UK - Firms and employees will be hit by an employment tribunal decision on part-timers' pension rights, lawyers warn.
More than 50,000 part-timers had put their claims – that being denied access to occupational schemes was discriminatory – on hold pending the outcome of the ruling on 27 test cases.
The ruling settled issues such as who is entitled to backdated pensions, where the burden of proof lies and the time period for backdated clams. But lawyers say the verdict fails to give any guidance on how employers should pay the benefits.
And Hammonds Suddards Edge partner Wendy Hunter believes this could leave employees facing massive costs when trying to claim their backdated pensions.
Hunter said: “The judgement may have enabled employers to work out that they did unlawfully discriminate against someone, but how do they remedy that?
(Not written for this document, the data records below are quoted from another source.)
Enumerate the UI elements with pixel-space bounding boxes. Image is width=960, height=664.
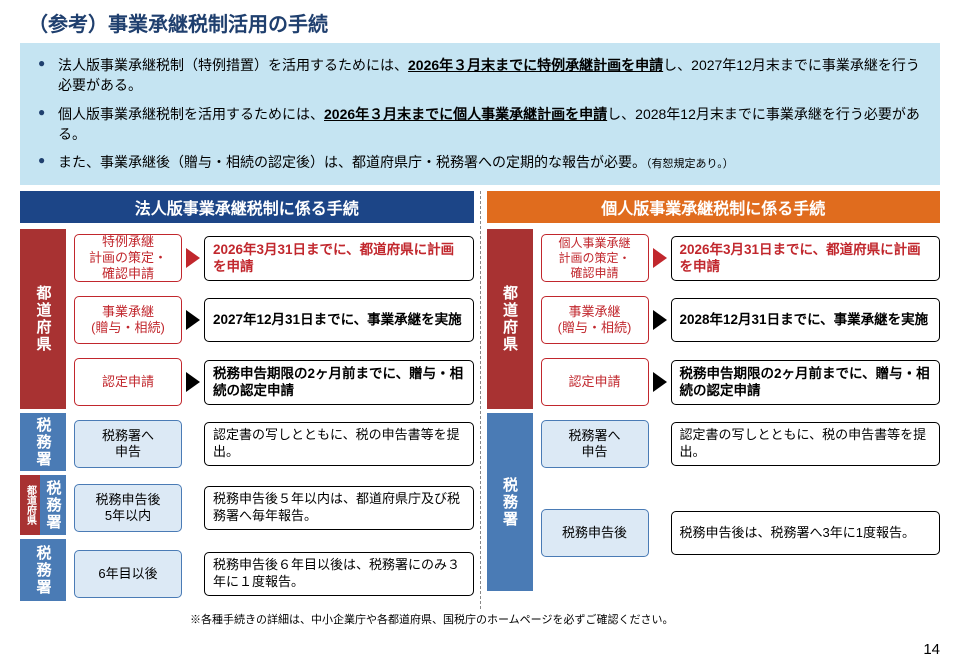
arrow-icon [186,372,200,392]
step-desc: 2028年12月31日までに、事業承継を実施 [671,298,941,342]
vlabel-tax: 税務署 [487,413,533,591]
info-bullet-1: 法人版事業承継税制（特例措置）を活用するためには、2026年３月末までに特例承継… [34,51,926,100]
info-bullet-2: 個人版事業承継税制を活用するためには、2026年３月末までに個人事業承継計画を申… [34,100,926,149]
step-desc: 2026年3月31日までに、都道府県に計画を申請 [204,236,474,281]
step-desc: 2027年12月31日までに、事業承継を実施 [204,298,474,342]
right-column: 個人版事業承継税制に係る手続 都道府県 税務署 個人事業承継 計画の策定・ 確認… [480,191,941,609]
step-desc: 税務申告後５年以内は、都道府県庁及び税務署へ毎年報告。 [204,486,474,530]
step-box: 個人事業承継 計画の策定・ 確認申請 [541,234,649,282]
vlabel-pref: 都道府県 [20,229,66,409]
step-desc: 税務申告後は、税務署へ3年に1度報告。 [671,511,941,555]
arrow-icon [653,310,667,330]
left-vlabels: 都道府県 税務署 都道府県 税務署 税務署 [20,229,66,609]
page-number: 14 [923,641,940,658]
page-title: （参考）事業承継税制活用の手続 [0,0,960,43]
step-desc: 税務申告後６年目以後は、税務署にのみ３年に１度報告。 [204,552,474,596]
left-steps: 特例承継 計画の策定・ 確認申請 2026年3月31日までに、都道府県に計画を申… [66,229,474,609]
arrow-icon [186,248,200,268]
step-box: 認定申請 [74,358,182,406]
info-bullet-3: また、事業承継後（贈与・相続の認定後）は、都道府県庁・税務署への定期的な報告が必… [34,148,926,177]
step-desc: 認定書の写しとともに、税の申告書等を提出。 [204,422,474,466]
left-column: 法人版事業承継税制に係る手続 都道府県 税務署 都道府県 税務署 税務署 特例承… [20,191,480,609]
vlabel-pref: 都道府県 [487,229,533,409]
step-desc: 税務申告期限の2ヶ月前までに、贈与・相続の認定申請 [671,360,941,405]
step-desc: 税務申告期限の2ヶ月前までに、贈与・相続の認定申請 [204,360,474,405]
step-desc: 2026年3月31日までに、都道府県に計画を申請 [671,236,941,281]
step-box: 特例承継 計画の策定・ 確認申請 [74,234,182,282]
vlabel-tax-3: 税務署 [20,539,66,601]
footnote: ※各種手続きの詳細は、中小企業庁や各都道府県、国税庁のホームページを必ずご確認く… [0,609,960,627]
vlabel-tax-2: 税務署 [40,475,66,535]
arrow-icon [186,310,200,330]
arrow-icon [653,372,667,392]
right-vlabels: 都道府県 税務署 [487,229,533,595]
step-box: 税務申告後 5年以内 [74,484,182,532]
vlabel-tax-1: 税務署 [20,413,66,471]
step-box: 事業承継 (贈与・相続) [541,296,649,344]
step-box: 税務署へ 申告 [541,420,649,468]
step-box: 6年目以後 [74,550,182,598]
arrow-icon [653,248,667,268]
left-header: 法人版事業承継税制に係る手続 [20,191,474,223]
step-box: 税務申告後 [541,509,649,557]
right-header: 個人版事業承継税制に係る手続 [487,191,941,223]
step-desc: 認定書の写しとともに、税の申告書等を提出。 [671,422,941,466]
right-steps: 個人事業承継 計画の策定・ 確認申請 2026年3月31日までに、都道府県に計画… [533,229,941,595]
step-box: 認定申請 [541,358,649,406]
info-box: 法人版事業承継税制（特例措置）を活用するためには、2026年３月末までに特例承継… [20,43,940,185]
vlabel-pref-small: 都道府県 [20,475,40,535]
columns: 法人版事業承継税制に係る手続 都道府県 税務署 都道府県 税務署 税務署 特例承… [0,191,960,609]
step-box: 事業承継 (贈与・相続) [74,296,182,344]
step-box: 税務署へ 申告 [74,420,182,468]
“If you allow people access to the scheme going back over a certain amount of years, what happens to the contributions they were supposed to have paid in? Do they have to pay those contributions in with interest as a lump sum to get their benefits?”
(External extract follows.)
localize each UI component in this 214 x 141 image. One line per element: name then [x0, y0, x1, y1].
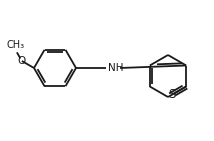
Text: NH: NH: [108, 63, 123, 73]
Text: O: O: [18, 56, 26, 66]
Text: S: S: [169, 88, 176, 101]
Text: CH₃: CH₃: [7, 40, 25, 50]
Norton Rose partner Lesley Browning said Hunter’s assessment was “absolutely right”, but added that the ruling also left scheme sponsors vulnerable.
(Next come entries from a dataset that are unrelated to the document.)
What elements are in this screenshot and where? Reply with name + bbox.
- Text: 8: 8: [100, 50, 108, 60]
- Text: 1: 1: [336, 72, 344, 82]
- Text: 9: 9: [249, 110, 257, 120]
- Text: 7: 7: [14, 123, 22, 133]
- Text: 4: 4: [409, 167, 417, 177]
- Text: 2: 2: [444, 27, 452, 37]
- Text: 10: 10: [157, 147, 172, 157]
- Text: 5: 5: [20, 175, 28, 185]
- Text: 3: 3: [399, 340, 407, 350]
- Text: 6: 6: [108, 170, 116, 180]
She said some companies had already been forced to pay substantial sums and that it could be as much as £20,000 per person.
“Given that most schemes are in deficit, they are going to have to make cash calls on their sponsor to be able to pay for these benefits.”
However, Barnett Waddingham partner Colin Richardson disagreed.
While he conceded that firms would have to pay a lot per person, the total bill will not be as high as feared: “How many part-time employees have stayed with the same employer for 20 years? Hardly any. That’s why these estimates of the costs to British business are overstated.”